Diet soda tied to more belly fat in older adults
If you are an older adult and trying to lose weight, it might be a good idea to pass on diet soda and drink water instead. New research published in the Journal of the American Geriatrics Society says there appears to be a link between regular diet soda consumption and an increase in belly fat.
The study, called the San Antonio Longitudinal Study of Aging (SALSA) and done at the University of Texas Health Science Center, was prompted by a trend in adults 65 and older suffering from metabolic syndrome--a combination of risk factors that could lead to chronic conditions such as diabetes and high blood pressure--and heart disease.

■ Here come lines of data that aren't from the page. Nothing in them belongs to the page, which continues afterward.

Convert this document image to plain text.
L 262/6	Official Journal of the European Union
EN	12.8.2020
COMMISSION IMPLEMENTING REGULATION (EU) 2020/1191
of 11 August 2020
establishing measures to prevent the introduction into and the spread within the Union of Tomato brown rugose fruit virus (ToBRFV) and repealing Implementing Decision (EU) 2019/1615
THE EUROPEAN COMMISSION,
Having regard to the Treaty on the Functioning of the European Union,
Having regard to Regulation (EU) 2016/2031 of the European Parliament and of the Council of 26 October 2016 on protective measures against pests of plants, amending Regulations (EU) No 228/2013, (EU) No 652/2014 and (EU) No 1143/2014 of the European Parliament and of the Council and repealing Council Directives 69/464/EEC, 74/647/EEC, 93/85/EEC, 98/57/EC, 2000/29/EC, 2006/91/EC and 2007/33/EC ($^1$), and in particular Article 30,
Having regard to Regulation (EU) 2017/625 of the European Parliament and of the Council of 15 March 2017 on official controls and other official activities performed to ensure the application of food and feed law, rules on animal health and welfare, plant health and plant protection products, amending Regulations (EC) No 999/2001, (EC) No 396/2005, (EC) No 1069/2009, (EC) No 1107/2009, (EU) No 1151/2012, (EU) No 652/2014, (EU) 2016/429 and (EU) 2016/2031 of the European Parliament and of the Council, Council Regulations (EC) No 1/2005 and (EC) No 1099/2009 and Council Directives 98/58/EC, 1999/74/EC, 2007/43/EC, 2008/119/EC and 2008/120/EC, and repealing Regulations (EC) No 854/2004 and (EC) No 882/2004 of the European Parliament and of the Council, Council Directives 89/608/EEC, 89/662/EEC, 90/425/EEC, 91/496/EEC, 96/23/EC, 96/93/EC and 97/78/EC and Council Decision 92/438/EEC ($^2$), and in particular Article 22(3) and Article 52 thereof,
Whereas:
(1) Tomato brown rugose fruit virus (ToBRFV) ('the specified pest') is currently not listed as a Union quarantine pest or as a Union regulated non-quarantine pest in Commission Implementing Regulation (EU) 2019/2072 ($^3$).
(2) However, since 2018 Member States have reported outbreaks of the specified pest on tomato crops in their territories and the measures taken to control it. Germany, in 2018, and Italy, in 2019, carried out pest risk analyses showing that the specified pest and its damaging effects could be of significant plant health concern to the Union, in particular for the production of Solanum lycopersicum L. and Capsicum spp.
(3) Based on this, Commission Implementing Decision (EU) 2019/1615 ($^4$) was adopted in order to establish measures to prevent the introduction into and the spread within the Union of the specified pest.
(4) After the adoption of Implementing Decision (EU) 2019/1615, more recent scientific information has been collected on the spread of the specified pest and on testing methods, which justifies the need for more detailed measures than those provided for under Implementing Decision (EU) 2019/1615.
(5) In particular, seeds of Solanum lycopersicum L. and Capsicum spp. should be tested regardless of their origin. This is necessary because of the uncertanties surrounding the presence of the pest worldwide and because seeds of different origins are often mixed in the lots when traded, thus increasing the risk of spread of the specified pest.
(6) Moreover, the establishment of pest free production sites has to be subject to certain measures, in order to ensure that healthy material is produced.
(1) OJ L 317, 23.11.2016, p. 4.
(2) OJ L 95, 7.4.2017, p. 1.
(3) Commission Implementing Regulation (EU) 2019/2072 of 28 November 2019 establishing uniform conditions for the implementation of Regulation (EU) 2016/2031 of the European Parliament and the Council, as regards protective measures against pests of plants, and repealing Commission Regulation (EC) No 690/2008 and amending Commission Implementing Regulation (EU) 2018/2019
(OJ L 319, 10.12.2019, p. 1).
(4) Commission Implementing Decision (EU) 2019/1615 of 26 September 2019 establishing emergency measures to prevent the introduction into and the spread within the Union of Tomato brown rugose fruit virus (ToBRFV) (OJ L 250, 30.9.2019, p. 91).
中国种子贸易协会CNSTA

Researchers recruited 749 Mexican and European-Americans, ages 65 and older and assessed their consumption of diet soda, waist circumference, height, and weight at the beginning of the study and followed up every few years for almost 10 years. They found that the increase in waist circumference of diet soda drinkers was almost triple the waist size increase among people who did not drink diet soda. Waist circumference increases were 0.80 inches for people who did not drink diet soda, 1.83 inches for occasional diet soda drinkers, and 3.16 inches for people who consumed diet soda daily during the study.
The scientists pointed out that increased belly fat raises the risk of multiple chronic conditions, including diabetes and heart disease.